Yo debía tener entonces entre once y doce años. No lo recuerdo, pero tendría también una tez de raso y un fresco color de rosas en las mejillas que aún no conocían de lágrimas verdaderas.
Amaba las bellezas de las tarjetas postales, tan de moda entonces. Un día aparecí en la escuela rigurosamente pintada con un diluido de carmín que mi mamá decoraba ciertas flores de sus postres caseros, con el pelo de la frente en un impecable rizado negroide, los zapatos de granes tacones de mi hermana, y bajo los ojos anchas ojeras a carbón de una caja de lápices, también de mi hermana que entonces aprendía dibujo con el Cónsul brasileño.
No sé cómo burlé la vigilancia doméstica, ni cómo pude cruzar el pueblo tranquila en esa estampa.
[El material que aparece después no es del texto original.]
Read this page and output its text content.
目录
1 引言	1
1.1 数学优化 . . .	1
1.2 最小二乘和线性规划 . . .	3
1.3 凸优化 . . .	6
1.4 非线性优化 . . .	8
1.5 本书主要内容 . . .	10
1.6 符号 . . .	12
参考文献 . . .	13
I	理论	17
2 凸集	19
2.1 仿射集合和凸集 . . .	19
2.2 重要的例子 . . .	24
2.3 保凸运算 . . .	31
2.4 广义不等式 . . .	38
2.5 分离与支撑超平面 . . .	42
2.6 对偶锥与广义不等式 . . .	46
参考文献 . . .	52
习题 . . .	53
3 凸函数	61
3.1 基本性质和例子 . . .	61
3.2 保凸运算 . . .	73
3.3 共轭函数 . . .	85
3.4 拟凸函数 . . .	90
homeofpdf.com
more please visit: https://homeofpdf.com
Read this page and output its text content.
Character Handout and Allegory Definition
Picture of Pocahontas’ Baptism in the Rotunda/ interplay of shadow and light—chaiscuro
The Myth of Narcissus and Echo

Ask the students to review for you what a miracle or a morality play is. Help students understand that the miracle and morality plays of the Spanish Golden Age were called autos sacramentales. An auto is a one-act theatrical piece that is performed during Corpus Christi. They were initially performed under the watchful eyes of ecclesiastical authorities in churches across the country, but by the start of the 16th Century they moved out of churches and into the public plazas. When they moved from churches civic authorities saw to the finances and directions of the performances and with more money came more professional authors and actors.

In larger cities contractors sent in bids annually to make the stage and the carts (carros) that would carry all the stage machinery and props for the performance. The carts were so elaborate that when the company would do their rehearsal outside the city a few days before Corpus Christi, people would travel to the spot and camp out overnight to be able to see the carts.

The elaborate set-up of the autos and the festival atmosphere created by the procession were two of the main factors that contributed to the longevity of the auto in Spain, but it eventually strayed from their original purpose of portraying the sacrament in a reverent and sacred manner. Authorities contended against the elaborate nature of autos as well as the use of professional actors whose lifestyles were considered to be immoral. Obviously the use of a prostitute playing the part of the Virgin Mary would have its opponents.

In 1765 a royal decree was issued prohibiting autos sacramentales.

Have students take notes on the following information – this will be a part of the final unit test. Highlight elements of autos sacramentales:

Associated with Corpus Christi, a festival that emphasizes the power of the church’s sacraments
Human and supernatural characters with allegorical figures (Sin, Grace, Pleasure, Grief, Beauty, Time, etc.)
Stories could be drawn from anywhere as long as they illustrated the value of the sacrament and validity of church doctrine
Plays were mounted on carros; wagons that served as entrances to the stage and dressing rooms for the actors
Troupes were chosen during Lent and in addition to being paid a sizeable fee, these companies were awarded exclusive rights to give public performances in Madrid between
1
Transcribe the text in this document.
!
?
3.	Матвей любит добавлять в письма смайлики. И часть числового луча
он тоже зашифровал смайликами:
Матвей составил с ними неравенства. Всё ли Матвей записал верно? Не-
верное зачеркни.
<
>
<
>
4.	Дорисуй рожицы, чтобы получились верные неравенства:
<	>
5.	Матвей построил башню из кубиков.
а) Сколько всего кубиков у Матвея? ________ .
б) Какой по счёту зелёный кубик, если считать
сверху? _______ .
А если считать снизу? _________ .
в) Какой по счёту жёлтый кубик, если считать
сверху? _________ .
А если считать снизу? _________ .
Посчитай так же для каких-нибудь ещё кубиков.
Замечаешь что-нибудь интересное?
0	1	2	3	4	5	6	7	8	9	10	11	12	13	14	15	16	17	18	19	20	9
Recuerdo sí el espantoso silencio que se hizo a mi paso por el salón de clases, y la mirada enloquecida y desesperada con que me recibió la maestra, aquella admirable Manuela Vestido que formó cuatro generaciones de niños. Recuerdo también como si hubiera sido ayer, su voz enronquecida al decirme:
-Ven acá, Juanita.
Avancé hacia su mesa entre desconfiada y orgullosa. Y otra vez su voz ronca:
-¿Te encuentras muy bonita así?
-Yo… sí…
-¿Y te duelen los pies?
¡Ay, cómo ella lo adivinaba todo! Yo hubiera dado en aquel momento un cielo por un par de zapatos viejos. Pero era un ángel altivo y contesté con entereza:
-Ni un poquito.
-Esta bien. Vete a tu sitio. A la salida, iré contigo a tu casa, pues tengo que hablar con tu mamá.
Fue una tarde dura la cual, oí de mis compañeras toda clase de juicios, advertencias y consejos, en general, leales. Solo estuvieron contra mí las dos niñas modelo. Empecé entonces a conocer la dureza de los perfectos.
No sé qué hablaron mi maestra y mi dulce madre. En mi casa no estalló ningún polvorín, no se me privó de mi plato de dulce, nadie me hizo un reproche siquiera.
Sólo me dijo mi mamá después de la comida:
-Juanita, no vayas a lavarte la cara.
Con asombro que llegaba al pasmo, pregunté apenas:
-¿No?
-No, ni mañana tampoco.
-¿Mañana tampoco, mamita?
-Tampoco hija. Ahora anda ya a dormir. Desabróchale el vestido, Feliciano.
Y fue mi madre quien me despertó al otro día, quien vigiló mis preparativos para la escuela y quien, al salir, me llevó a su gran armario de luna, y me dijo en un tono de voz absolutamente desconocido para mí:
-Vea mi hija, la cara de una niña que se atreve a pintarse a su edad.
¡Dios de los universos! Aquella cara parecía un mapamundi. Y aquella chiquilla encaramada sobre un par de tacos torturantes, era la verdadera estampa de la herejía.
Me eché a llorar silenciosamente. Vi los ojos tiernos de mi madre llenos de lágrimas. Yo todavía no sabía de arrepentimientos y desesperada, me dirigí hacia la calle, con mis libros y cuadernos en tal desorganización que se me iban cayendo por el camino.
Fue mi santa Feliciano quien me alcanzó corriendo, casi a media cuadra, y allí mismo me pasó por la cara, sollozando, su delantal a cuadros y azules. Ya casi no le cabía yo en el regazo, pero volvió a casa conmigo a cuestas, y las dos abrazadas, lloramos desoladamente el desastre de mi primera coquetería.